Almost as inquisitive and acquisitive as the Masai woman is the ostrich. Several times we saw a group of comic ostriches approach one of our trucks and try to get bites out of the body and the tires. Their greatest delicacy was the blue flashbulbs our photographers had discarded. Good for the digestion, you know!.
One of the expedition's station wagons is framed by masts and furled sails as we visit a flotilla of dhows in the small harbor of the Kavirondo Gulf of Victoria Nyanza, Africa's greatest lake and second largest of the world. These boats, used for net fishing, are simplified, smaller replicas of the Arabic shows which for many centuries have plied the Red Sea and the Indian Ocean, and which were responsible for the transportation of most of the slaves from Africa's east coast.!.

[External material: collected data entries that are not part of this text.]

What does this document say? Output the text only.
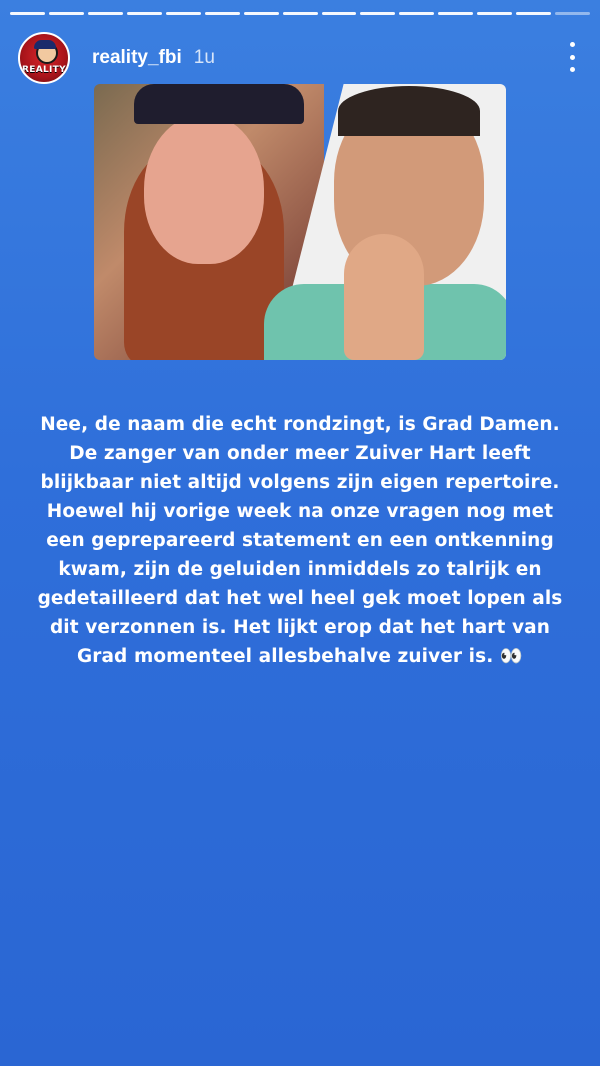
REALITY
reality_fbi 1u
Nee, de naam die echt rondzingt, is Grad Damen.
De zanger van onder meer Zuiver Hart leeft
blijkbaar niet altijd volgens zijn eigen repertoire.
Hoewel hij vorige week na onze vragen nog met
een geprepareerd statement en een ontkenning
kwam, zijn de geluiden inmiddels zo talrijk en
gedetailleerd dat het wel heel gek moet lopen als
dit verzonnen is. Het lijkt erop dat het hart van
Grad momenteel allesbehalve zuiver is. 👀
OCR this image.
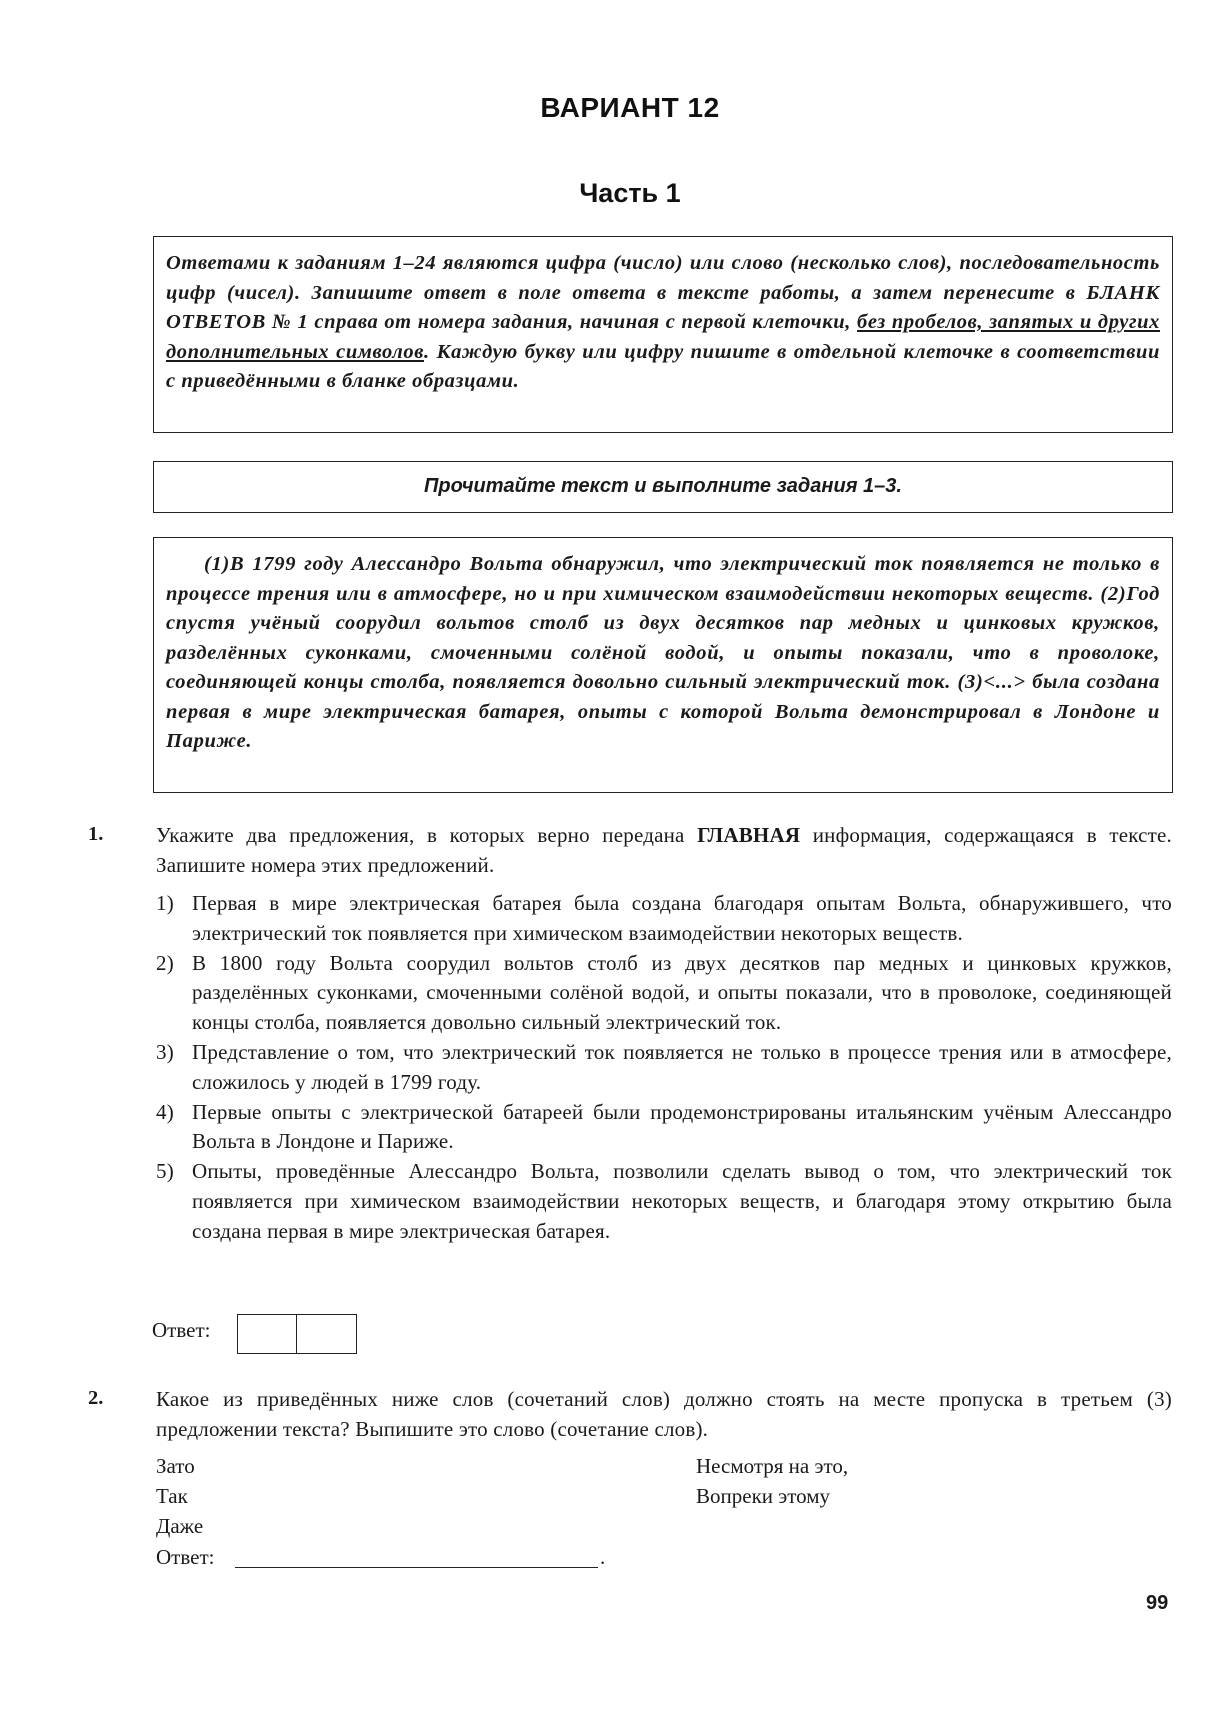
ВАРИАНТ 12
Часть 1

Ответами к заданиям 1–24 являются цифра (число) или слово (несколько слов), последовательность цифр (чисел). Запишите ответ в поле ответа в тексте работы, а затем перенесите в БЛАНК ОТВЕТОВ № 1 справа от номера задания, начиная с первой клеточки, без пробелов, запятых и других дополнительных символов. Каждую букву или цифру пишите в отдельной клеточке в соответствии с приведёнными в бланке образцами.

Прочитайте текст и выполните задания 1–3.

(1)В 1799 году Алессандро Вольта обнаружил, что электрический ток появляется не только в процессе трения или в атмосфере, но и при химическом взаимодействии некоторых веществ. (2)Год спустя учёный соорудил вольтов столб из двух десятков пар медных и цинковых кружков, разделённых суконками, смоченными солёной водой, и опыты показали, что в проволоке, соединяющей концы столба, появляется довольно сильный электрический ток. (3)<...> была создана первая в мире электрическая батарея, опыты с которой Вольта демонстрировал в Лондоне и Париже.

1.	Укажите два предложения, в которых верно передана ГЛАВНАЯ информация, содержащаяся в тексте. Запишите номера этих предложений.

1) Первая в мире электрическая батарея была создана благодаря опытам Вольта, обнаружившего, что электрический ток появляется при химическом взаимодействии некоторых веществ.
2) В 1800 году Вольта соорудил вольтов столб из двух десятков пар медных и цинковых кружков, разделённых суконками, смоченными солёной водой, и опыты показали, что в проволоке, соединяющей концы столба, появляется довольно сильный электрический ток.
3) Представление о том, что электрический ток появляется не только в процессе трения или в атмосфере, сложилось у людей в 1799 году.
4) Первые опыты с электрической батареей были продемонстрированы итальянским учёным Алессандро Вольта в Лондоне и Париже.
5) Опыты, проведённые Алессандро Вольта, позволили сделать вывод о том, что электрический ток появляется при химическом взаимодействии некоторых веществ, и благодаря этому открытию была создана первая в мире электрическая батарея.
Ответ:
2.	Какое из приведённых ниже слов (сочетаний слов) должно стоять на месте пропуска в третьем (3) предложении текста? Выпишите это слово (сочетание слов).

Зато
Так
Даже
Несмотря на это,
Вопреки этому
Ответ:	.
99
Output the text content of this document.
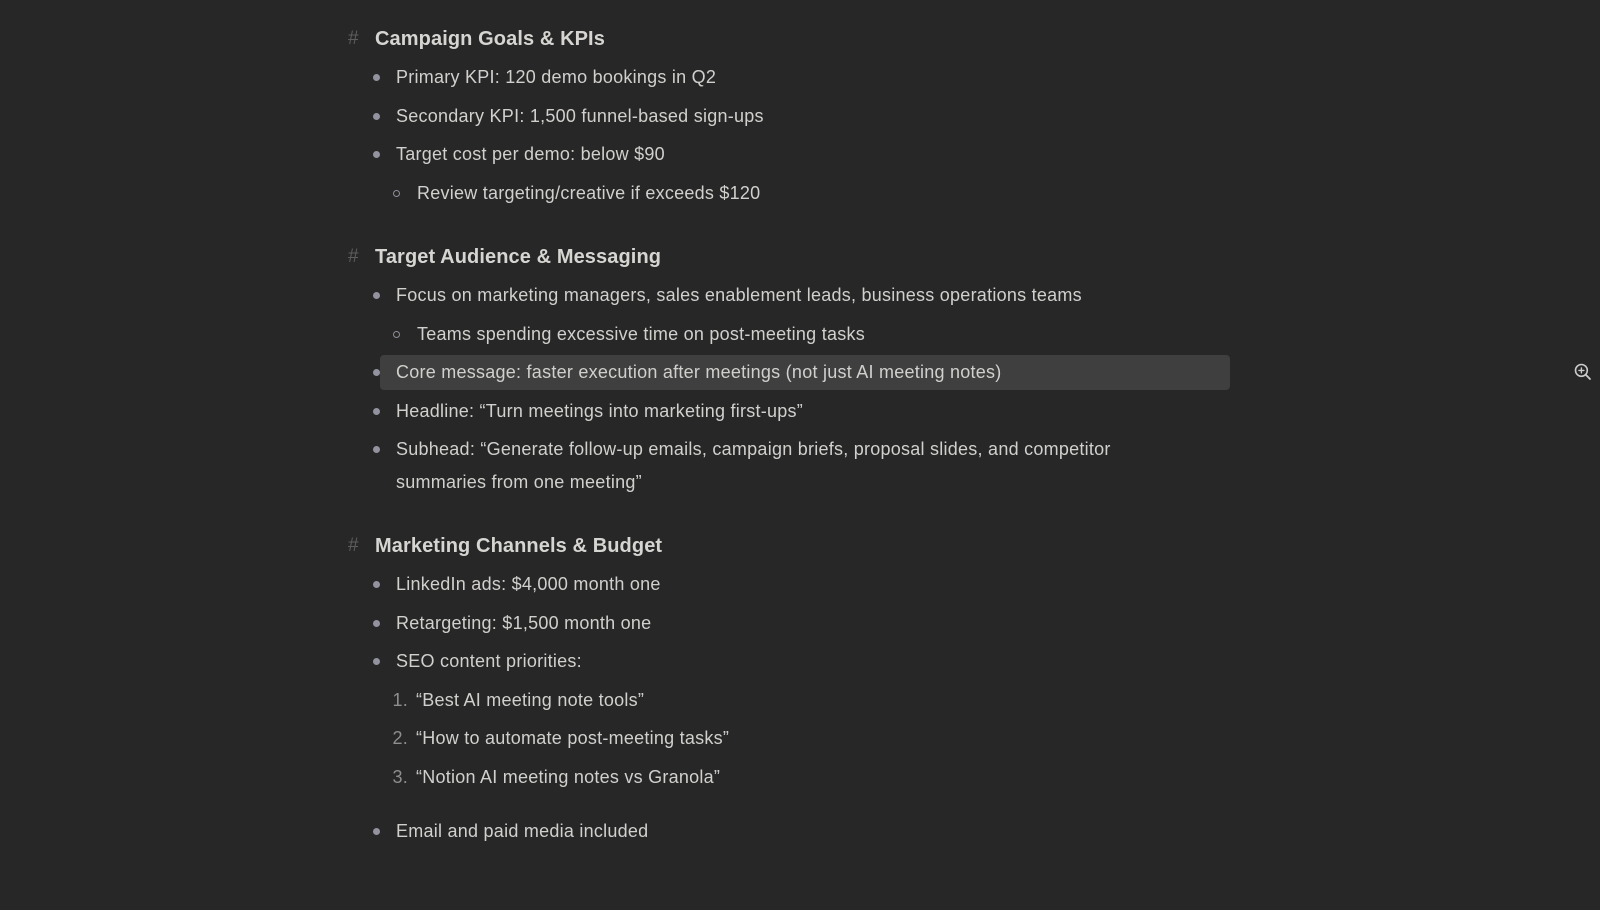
# Campaign Goals & KPIs
Primary KPI: 120 demo bookings in Q2
Secondary KPI: 1,500 funnel-based sign-ups
Target cost per demo: below $90
Review targeting/creative if exceeds $120
# Target Audience & Messaging
Focus on marketing managers, sales enablement leads, business operations teams
Teams spending excessive time on post-meeting tasks
Core message: faster execution after meetings (not just AI meeting notes)
Headline: “Turn meetings into marketing first-ups”
Subhead: “Generate follow-up emails, campaign briefs, proposal slides, and competitor summaries from one meeting”
# Marketing Channels & Budget
LinkedIn ads: $4,000 month one
Retargeting: $1,500 month one
SEO content priorities:
1. “Best AI meeting note tools”
2. “How to automate post-meeting tasks”
3. “Notion AI meeting notes vs Granola”
Email and paid media included
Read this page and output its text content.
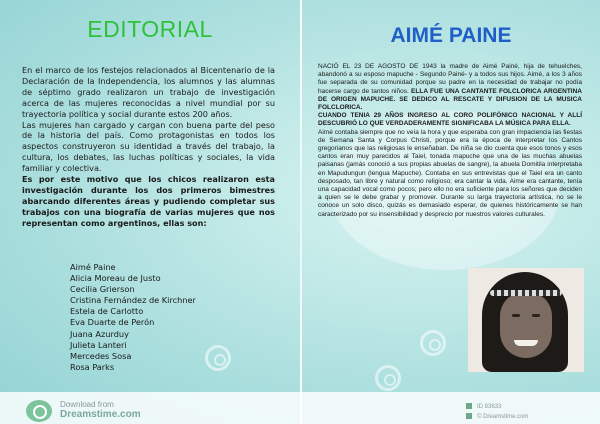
EDITORIAL

En el marco de los festejos relacionados al Bicentenario de la Declaración de la Independencia, los alumnos y las alumnas de séptimo grado realizaron un trabajo de investigación acerca de las mujeres reconocidas a nivel mundial por su trayectoria política y social durante estos 200 años.

Las mujeres han cargado y cargan con buena parte del peso de la historia del país. Como protagonistas en todos los aspectos construyeron su identidad a través del trabajo, la cultura, los debates, las luchas políticas y sociales, la vida familiar y colectiva.

Es por este motivo que los chicos realizaron esta investigación durante los dos primeros bimestres abarcando diferentes áreas y pudiendo completar sus trabajos con una biografía de varias mujeres que nos representan como argentinos, ellas son:

Aimé Paine
Alicia Moreau de Justo
Cecilia Grierson
Cristina Fernández de Kirchner
Estela de Carlotto
Eva Duarte de Perón
Juana Azurduy
Julieta Lanteri
Mercedes Sosa
Rosa Parks
AIMÉ PAINE

NACIÓ EL 23 DE AGOSTO DE 1943 la madre de Aimé Painé, hija de tehuelches, abandonó a su esposo mapuche - Segundo Painé- y a todos sus hijos. Aimé, a los 3 años fue separada de su comunidad porque su padre en la necesidad de trabajar no podía hacerse cargo de tantos niños. ELLA FUE UNA CANTANTE FOLCLORICA ARGENTINA DE ORIGEN MAPUCHE. SE DEDICO AL RESCATE Y DIFUSION DE LA MUSICA FOLCLORICA.

CUANDO TENIA 29 AÑOS INGRESO AL CORO POLIFÓNICO NACIONAL Y ALLÍ DESCUBRIÓ LO QUE VERDADERAMENTE SIGNIFICABA LA MÚSICA PARA ELLA.

Aimé contaba siempre que no veía la hora y que esperaba con gran impaciencia las fiestas de Semana Santa y Corpus Christi, porque era la época de interpretar los Cantos gregorianos que las religiosas le enseñaban. De niña se dio cuenta que esos tonos y esos cantos eran muy parecidos al Taiel, tonada mapuche que una de las muchas abuelas paisanas (jamás conoció a sus propias abuelas de sangre), la abuela Domitila interpretaba en Mapudungun (lengua Mapuche). Contaba en sus entrevistas que el Taiel era un canto desposado, tan libre y natural como religioso; era cantar la vida. Aime era cantante, tenía una capacidad vocal como pocos; pero ello no era suficiente para los señores que deciden a quien se le debe grabar y promover. Durante su larga trayectoria artística, no se le conoce un solo disco, quizás es demasiado esperar, de quienes históricamente se han caracterizado por su insensibilidad y desprecio por nuestros valores culturales.

Download from
Dreamstime.com
ID 83633
© Dreamstime.com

The young Masai of Kenya, when he reaches manhood, goes through an elaborate initiation. Then he becomes an moran (warrior) and must serve for seven years before being permitted to marry and start the nomad's life in perennial search of fresh pastures for the clan's inmense heard of cattle. These are four full-fledged moran, their headdresses made of lion's mane or of ostrich feathers, their shields of cowhide painted with each clan's special insigne.
Tremendously impressed by the fleet of colourful trucks, the primitive sightseer concentrates on the simple magic of rear-view-mirrors, an attraction which no native visitor could resist. This one goes through the usual performance of grimacing unendingly before the looking glass.
Gathered in INTERNATIONAL HARVESTER's New York showrooms prior to departure for Africa. Cmdr. Gatti receives congratulations from James Melton (center in striped suit), star of Harvester's Sunday afternoon radio program, other IH-officials, as well as officers of other firms participating in readying the eleventh venture of the veteran African explorer. Seated inside the truck is Weldon King, Gatti's chief aid in charge of color photography.
CMDR. GATTl rejoices over successful completion of his eleventh expedition on arrival in U. S. after spending many months in British East Africa.
DISAPPEARING into the hold of the S. S. African Pilgrim at New York for shipment to Mombasa, British East Africa, is one of the eight International trucks selected by Gatti for the arduous work of transporting his expedition over the many difficult miles of roads and trails in the safari to the `Mountains of the Moon`.